In fact, the combination of the high expectations placed on software usability by Millennials and the often cumbersome and unattractive enterprise applications that employers are offering (albeit on shiny devices) has all the hallmarks of a perfect storm.
This is a storm that will likely cast many employers as ‘tyrants’ who force young workers to use slow, DOS-esque business systems in which the company is heavily or irreversibly invested.
But it would be too simplistic to limit this discussion to mere design or layout preferences. It is the very manner in which Millennials communicate and consume content that is profoundly different from older generations.
For example, Millennials do not email friends asking if they want to go to the movies. Rather, they send PMs via services such as WhatsApp. Similarly, a Millennial does not primarily turn to traditional media to find out what is happening in the world. Instead, the Millennial consults his or her social media feeds for the latest news.
Ensuring employee retention through business software, then, does not seem like the obvious way to the Millennial’s heart. And for any company whose attitude to ERP can be summarised by the tautology ‘it is what it is’, that is certainly true.
For organisations that are more agile, however, the business system could be fashioned into something elegant, intuitive and personal.
User experience is the answer
So here are some points for decision-makers to consider:
Hardware isn’t enough to retain young talent. If you want to appeal to the Millennial Generation, don’t forget to complement hardware investments such as smartphones and tablets with similar investments in software.
Speak with your software vendors about the possibilities of lifting out commonly recurring processes (for an ERP system, this might be something like time and travel reporting) from the back-end system to mobile applications.
Usability is king. This point cannot be overstated when talking about the Millennials’ expectations on their work tools. It is clear that offering an intuitive, appealing and highly configurable work environment plays a major role in user satisfaction and, in the long run, employee retention.

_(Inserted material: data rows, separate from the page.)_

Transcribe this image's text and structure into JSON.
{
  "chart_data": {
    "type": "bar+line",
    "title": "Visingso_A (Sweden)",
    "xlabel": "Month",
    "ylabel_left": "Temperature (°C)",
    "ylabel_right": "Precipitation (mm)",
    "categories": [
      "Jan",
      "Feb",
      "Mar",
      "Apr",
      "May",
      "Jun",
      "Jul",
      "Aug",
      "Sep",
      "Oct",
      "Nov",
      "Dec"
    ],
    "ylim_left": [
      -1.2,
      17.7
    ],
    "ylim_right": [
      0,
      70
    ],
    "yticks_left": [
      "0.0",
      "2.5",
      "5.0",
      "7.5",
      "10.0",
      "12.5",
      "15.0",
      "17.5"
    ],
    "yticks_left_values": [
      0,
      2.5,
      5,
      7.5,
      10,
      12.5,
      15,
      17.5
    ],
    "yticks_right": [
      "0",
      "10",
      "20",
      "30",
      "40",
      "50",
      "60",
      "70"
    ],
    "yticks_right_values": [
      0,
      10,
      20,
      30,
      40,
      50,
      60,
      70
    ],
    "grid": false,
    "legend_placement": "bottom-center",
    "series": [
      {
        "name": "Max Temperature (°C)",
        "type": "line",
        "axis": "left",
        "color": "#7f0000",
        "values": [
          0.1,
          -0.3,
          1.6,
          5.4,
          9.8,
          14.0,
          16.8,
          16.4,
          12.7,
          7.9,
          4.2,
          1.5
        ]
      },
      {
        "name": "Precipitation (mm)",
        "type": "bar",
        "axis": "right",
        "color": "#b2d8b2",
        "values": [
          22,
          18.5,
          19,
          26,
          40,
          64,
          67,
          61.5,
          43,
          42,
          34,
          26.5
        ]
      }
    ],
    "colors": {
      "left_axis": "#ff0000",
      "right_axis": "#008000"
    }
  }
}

Active engagement with the ERP system. Millennials have developed their own way of communicating and consuming information. Why fight it when this instinct can be harnessed within the bounds of the business system? For example, notification features that actively alert the user when a change happens in an item or process that relates to the employee’s work.
Tap the potential of social. Millennials gravitate towards teamwork rather than independent problem solving. Nowhere is that observation more apparent than in social media, where all aspects of life are posted, photographed, tagged and shared. So why not harness this instinct to improve internal communication and cooperation in your business?

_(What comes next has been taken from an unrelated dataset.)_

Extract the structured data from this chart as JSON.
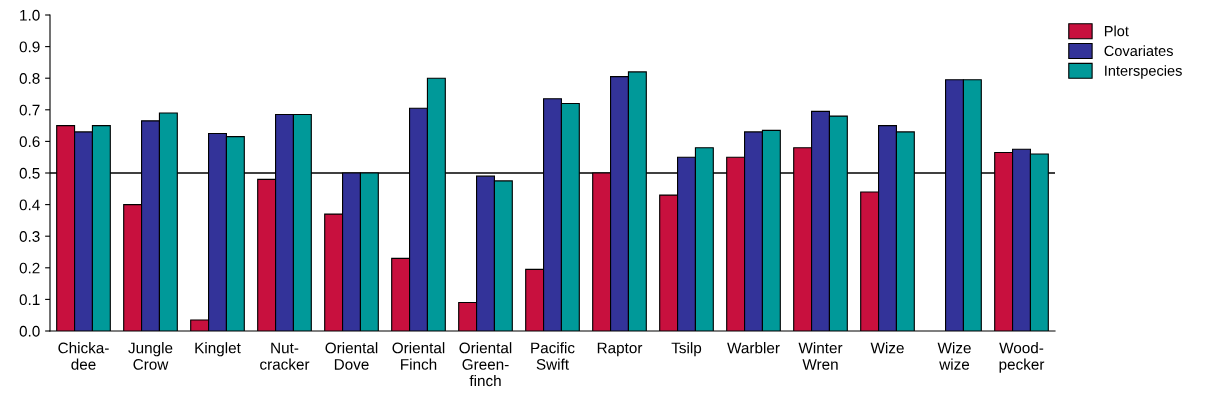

Don’t worry, they come in peace
Despite some of the more alarmist accounts of the expected havoc the Millennials will wreak in the workplace, they are the next wave of workers and their pragmatic approach can offer more opportunity than harm. Like most generations before them, they will work hard for any organisation that works hard for them.
And like any generation, they want to work and prosper on their own terms, using the tools that they trust. In the context of business, this entails quick and easy access to data, visually appealing, fully customisable interfaces and — if at all possible — a way to communicate with colleagues in a social media setting.
Given the sheer size of the Millennial Generation, that seems like a small price to pay if it means happy and loyal employees.